Back in 2014, I had a bit of a bone to pick with Days of Future Past. I actually had no desire to see it, for one reason: the film’s complete butchery of Kitty Pryde. In the comic version of DOFP, she is still a newcomer to the world of superheroism and the story arc is her coming of age in a way. Her older self travels back into the body of her younger self, and it is up to her to reverse the assassination that would eventually propel the state of the mutant community into darkness. Bravely, the story featured Wolverine as a minor character, showing that the X-Men were more than who had become, and still is, their most popular member.

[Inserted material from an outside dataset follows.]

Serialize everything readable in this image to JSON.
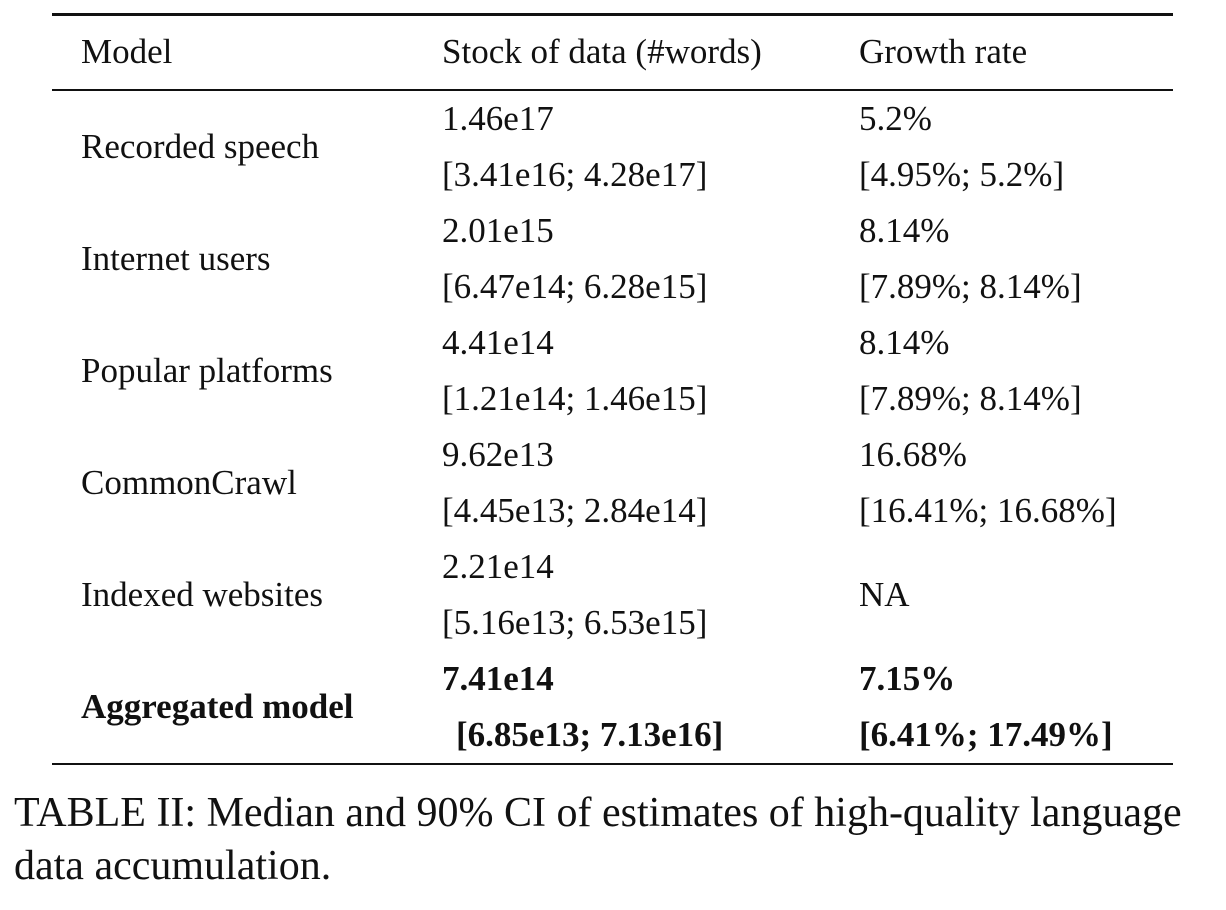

The story’s cinematic iteration is not quite as bold, featuring its poster boy as the film’s de facto starring character. Wolverine is sent back into time by Kitty Pryde, who, in addition to her abilities to phase in and out of a solid state, has been blessed with the mutant ability to send someone back in time to a younger version of themself. This has to be one of the most foolishly contrived plot devices I’ve ever encountered. The creation of an ability for the sake of its carrying forward of the plot is simply too convenient. Imagine if Iron Man, in addition to all of his other abilities, had a computer program designed to carry warheads through wormholes; or if Captain America, besides his super strength, possessed the super-ability to hide from pursuers? Besides, how did Kitty discover that she had this ability? What absurd situation has ever required her to use it before?
I watched the film quite bitterly for quite a while, and my opinion changed completely when I got to the infamous “quicksilver scene”. Trapped in a plastic prison, walking into an ambush, prison guards have the X-Men dead to rights. Suddenly, time slows down. Jim Croce’s “Time In a Bottle” plays, and Peter (not Piotr) Maximoff begins weaving his way through the room, moving ten times faster than everything else. He moves the guards fists into a self-attacking position, and moves the bullets coming towards his friends. He even tastes some soup that happens to be flying through the air. Every threat in the room is instantly incapacitated, all in the time it takes Wolverine to push out his claws.
Naturally, each event following this one (which is actually quite insignificant in terms of the grand time travel plot at hand) pales in comparison to its spectacle, comedy, and perfect execution, but the rest of the movie is still an extremely well made political thriller/sci-fi drama. The conflict between mutants and humans fits perfectly into the activism of the 1970s, and the inclusion of President Nixon makes the struggle feel that much more believable.
In the end, the movie rights the wrongs of the franchise’s past, and cleverly connects the new generation of X-men with the old. Although the timeline that it fits into has since been brutally dissected, Days of Future Past‘s aura of excellence is diminished nonetheless.